According to Shamim, most Asian banks have been doing intraday liquidity stress testing, but they use a manual process in getting the information and changing the leavers. 

“It takes a long time. So you need to have a more flexible tool for that,” he added.

Stress testing moving beyond the regulatory tick box exercise.  This is now being seen as a central pillar in a sound risk management framework.  Financial institutions need to be proactive in their risk analysis to be better prepared to counter liquidity crunches. A flexible stress testing capability to generate risk reports quickly and accurately also facilitates more informed and timely decision-making. Importantly, through powerful analytical capabilities, quantifiable data, and metrics it provides, it can help banks understand whether they can reduce regulatory liquidity buffers—or not.

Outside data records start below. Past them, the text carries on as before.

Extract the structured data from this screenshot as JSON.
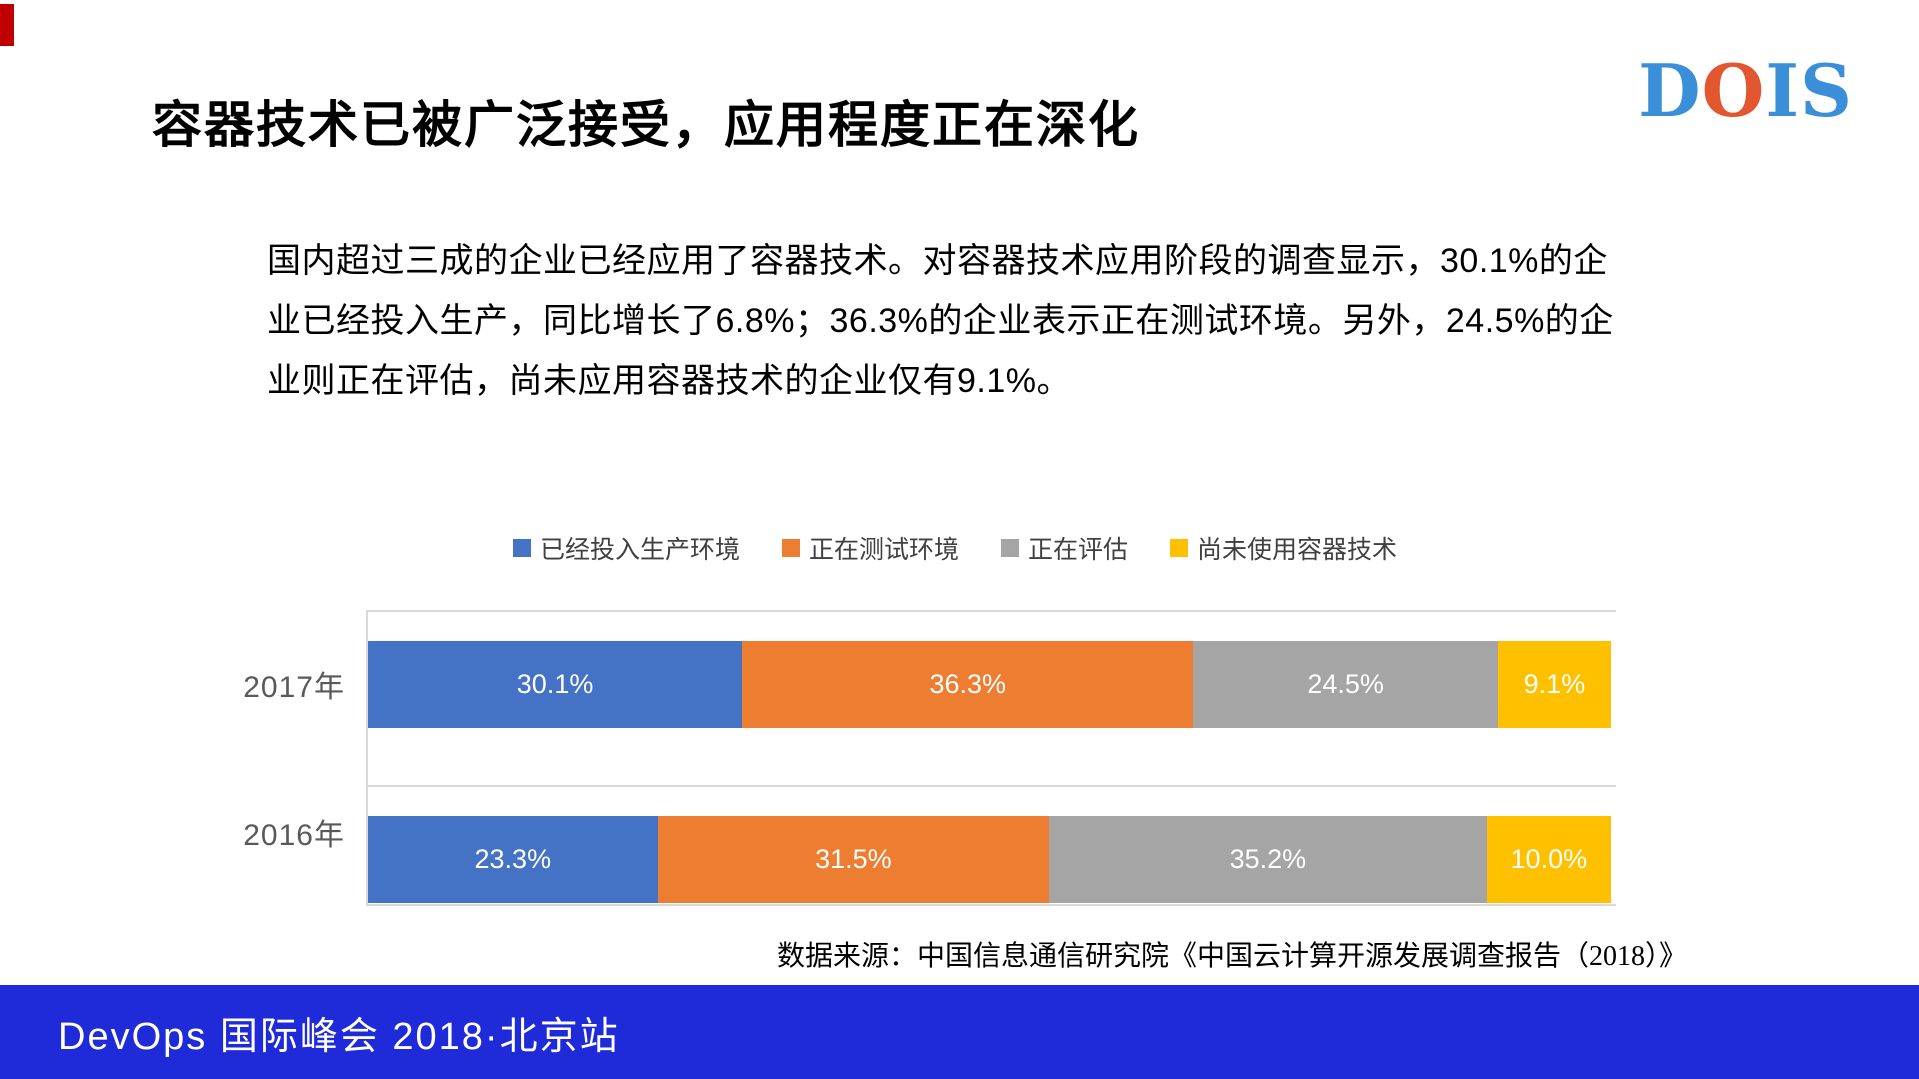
{
  "header": {
    "title": "容器技术已被广泛接受，应用程度正在深化",
    "logo": {
      "text": "DOIS",
      "letters": [
        {
          "char": "D",
          "color": "#3A8FD8"
        },
        {
          "char": "O",
          "color": "#E2572F"
        },
        {
          "char": "I",
          "color": "#3A8FD8"
        },
        {
          "char": "S",
          "color": "#3A8FD8"
        }
      ]
    }
  },
  "accent": {
    "corner_color": "#C00000"
  },
  "paragraph": {
    "lines": [
      "国内超过三成的企业已经应用了容器技术。对容器技术应用阶段的调查显示，30.1%的企",
      "业已经投入生产，同比增长了6.8%；36.3%的企业表示正在测试环境。另外，24.5%的企",
      "业则正在评估，尚未应用容器技术的企业仅有9.1%。"
    ]
  },
  "chart_data": {
    "type": "bar",
    "stacked": true,
    "orientation": "horizontal",
    "unit": "%",
    "xlim": [
      0,
      100
    ],
    "legend_position": "top",
    "gridlines": "row-borders",
    "grid_color": "#D9D9D9",
    "categories": [
      "2017年",
      "2016年"
    ],
    "series": [
      {
        "name": "已经投入生产环境",
        "color": "#4472C4",
        "values": [
          30.1,
          23.3
        ]
      },
      {
        "name": "正在测试环境",
        "color": "#ED7D31",
        "values": [
          36.3,
          31.5
        ]
      },
      {
        "name": "正在评估",
        "color": "#A5A5A5",
        "values": [
          24.5,
          35.2
        ]
      },
      {
        "name": "尚未使用容器技术",
        "color": "#FFC000",
        "values": [
          9.1,
          10.0
        ]
      }
    ],
    "value_label_color": "#FFFFFF",
    "source": "数据来源：中国信息通信研究院《中国云计算开源发展调查报告（2018）》"
  },
  "footer": {
    "text": "DevOps 国际峰会 2018·北京站",
    "background": "#1F2BD9"
  }
}
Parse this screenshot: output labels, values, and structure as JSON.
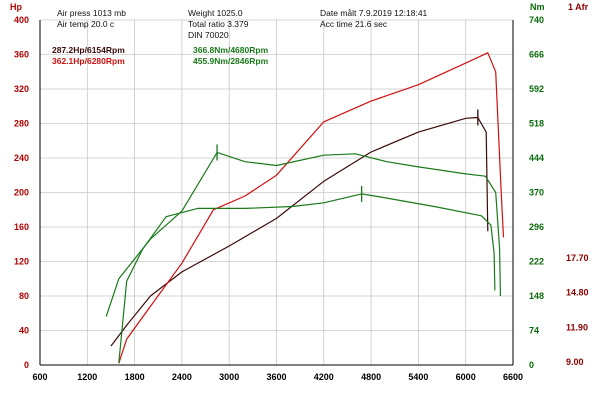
{
  "colors": {
    "power_axis": "#b00000",
    "torque_axis": "#0a6a0a",
    "afr_axis": "#8b0000",
    "grid": "#c8c8c8",
    "power_stock": "#3a0a0a",
    "power_tuned": "#d01010",
    "torque": "#1a7a1a"
  },
  "header": {
    "air_press": "Air press  1013 mb",
    "air_temp": "Air temp  20.0 c",
    "weight": "Weight  1025.0",
    "total_ratio": "Total ratio 3.379",
    "din": "DIN 70020",
    "date": "Date målt 7.9.2019 12:18:41",
    "acc_time": "Acc time  21.6 sec"
  },
  "axis_titles": {
    "left": "Hp",
    "right": "Nm",
    "afr": "1 Afr"
  },
  "readouts": {
    "power_stock": "287.2Hp/6154Rpm",
    "power_tuned": "362.1Hp/6280Rpm",
    "torque_stock": "366.8Nm/4680Rpm",
    "torque_tuned": "455.9Nm/2846Rpm"
  },
  "chart_data": {
    "type": "line",
    "x_axis": {
      "min": 600,
      "max": 6600,
      "ticks": [
        600,
        1200,
        1800,
        2400,
        3000,
        3600,
        4200,
        4800,
        5400,
        6000,
        6600
      ]
    },
    "y_left": {
      "unit": "Hp",
      "min": 0,
      "max": 400,
      "ticks": [
        0,
        40,
        80,
        120,
        160,
        200,
        240,
        280,
        320,
        360,
        400
      ]
    },
    "y_right": {
      "unit": "Nm",
      "min": 0,
      "max": 740,
      "ticks": [
        0,
        74,
        148,
        222,
        296,
        370,
        444,
        518,
        592,
        666,
        740
      ]
    },
    "y_afr": {
      "unit": "Afr",
      "ticks": [
        9.0,
        11.9,
        14.8,
        17.7
      ]
    },
    "grid": true,
    "series": [
      {
        "axis": "left",
        "color_key": "power_stock",
        "points": [
          [
            1500,
            22
          ],
          [
            1700,
            46
          ],
          [
            2000,
            80
          ],
          [
            2400,
            108
          ],
          [
            3000,
            138
          ],
          [
            3600,
            170
          ],
          [
            4200,
            213
          ],
          [
            4800,
            247
          ],
          [
            5400,
            270
          ],
          [
            6000,
            286
          ],
          [
            6154,
            287
          ],
          [
            6260,
            270
          ],
          [
            6280,
            155
          ]
        ]
      },
      {
        "axis": "left",
        "color_key": "power_tuned",
        "points": [
          [
            1600,
            2
          ],
          [
            1700,
            30
          ],
          [
            2000,
            68
          ],
          [
            2400,
            118
          ],
          [
            2800,
            180
          ],
          [
            3200,
            196
          ],
          [
            3600,
            220
          ],
          [
            4200,
            282
          ],
          [
            4800,
            306
          ],
          [
            5400,
            325
          ],
          [
            6000,
            350
          ],
          [
            6280,
            362
          ],
          [
            6380,
            340
          ],
          [
            6450,
            200
          ],
          [
            6480,
            148
          ]
        ]
      },
      {
        "axis": "right",
        "color_key": "torque",
        "points": [
          [
            1440,
            104
          ],
          [
            1600,
            185
          ],
          [
            2000,
            270
          ],
          [
            2400,
            330
          ],
          [
            2846,
            456
          ],
          [
            3200,
            436
          ],
          [
            3600,
            428
          ],
          [
            4200,
            450
          ],
          [
            4600,
            453
          ],
          [
            5000,
            436
          ],
          [
            5400,
            425
          ],
          [
            6000,
            410
          ],
          [
            6250,
            405
          ],
          [
            6380,
            370
          ],
          [
            6430,
            250
          ],
          [
            6440,
            148
          ]
        ]
      },
      {
        "axis": "right",
        "color_key": "torque",
        "points": [
          [
            1600,
            4
          ],
          [
            1700,
            180
          ],
          [
            1900,
            248
          ],
          [
            2200,
            318
          ],
          [
            2600,
            336
          ],
          [
            3200,
            336
          ],
          [
            3800,
            340
          ],
          [
            4200,
            348
          ],
          [
            4680,
            367
          ],
          [
            5000,
            358
          ],
          [
            5600,
            340
          ],
          [
            6200,
            320
          ],
          [
            6320,
            300
          ],
          [
            6360,
            240
          ],
          [
            6370,
            160
          ]
        ]
      }
    ],
    "peak_markers": [
      {
        "axis": "left",
        "x": 6154,
        "y": 287,
        "color_key": "power_stock"
      },
      {
        "axis": "right",
        "x": 2846,
        "y": 456,
        "color_key": "torque"
      },
      {
        "axis": "right",
        "x": 4680,
        "y": 367,
        "color_key": "torque"
      }
    ]
  }
}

SmartStream’s Intraday Liquidity Stress Testing module allows banks to define and run stress tests on-demand, utilising existing data. On-demand test execution means that results are available in a matter of minutes, rather than days or even weeks. The module provides extensive, real-time reporting, as well as sophisticated analytical capabilities and liquidity risk metrics. 

Upgrading to a more powerful intraday liquidity management system

Creating a more robust intraday liquidity management that uses advanced technology like AI and ML may be a challenge to attain for some banks, but Asia is ready for it.  

“I think the Asian market is ripe for expanding into these intraday liquidities as the Asian banks are becoming prominent on the global stage.  Many are now more advanced in their use of new technologies,” explained Shamim. One of these is the use of machine learning and artificial intelligence.

“We use machine learning and artificial intelligence to start predicting the liquidity needs going forward,” explained Shamim. 

“So let’s say that at noon, I have a certain number of payments and receipts that are still outstanding. Do I know what time they will settle, i.e. can I predict the settlement time of those payments and receipts? Does that create a potential liquidity crunch point? If not, does that mean some of the receipts that are coming in are too late? In that case, what payments am I obliged to make, and are they going to be delayed or missed for that matter? That has a significant impact not only on operational risk but with reputational risk as well.” he added.

Moreover, Asian regulators are increasingly concerned about banks' ability to manage liquidity risks. Asian banks need to demonstrate that they have sufficient controls, framework, and management actions in place to address any changes in liquidity demands.  

“Most of the Asian markets are ready for that right now. Still, what is becoming clear is that having an additional liquidity buffer sitting on top is no longer a viable option. Asian banks need to be actively managing it. And central banks are saying: ‘Yes, I know you manage liquidity actively, but I need you to tell me exactly what liquidity you have at X point in time of the day. And that is becoming more critical than ever,” he added.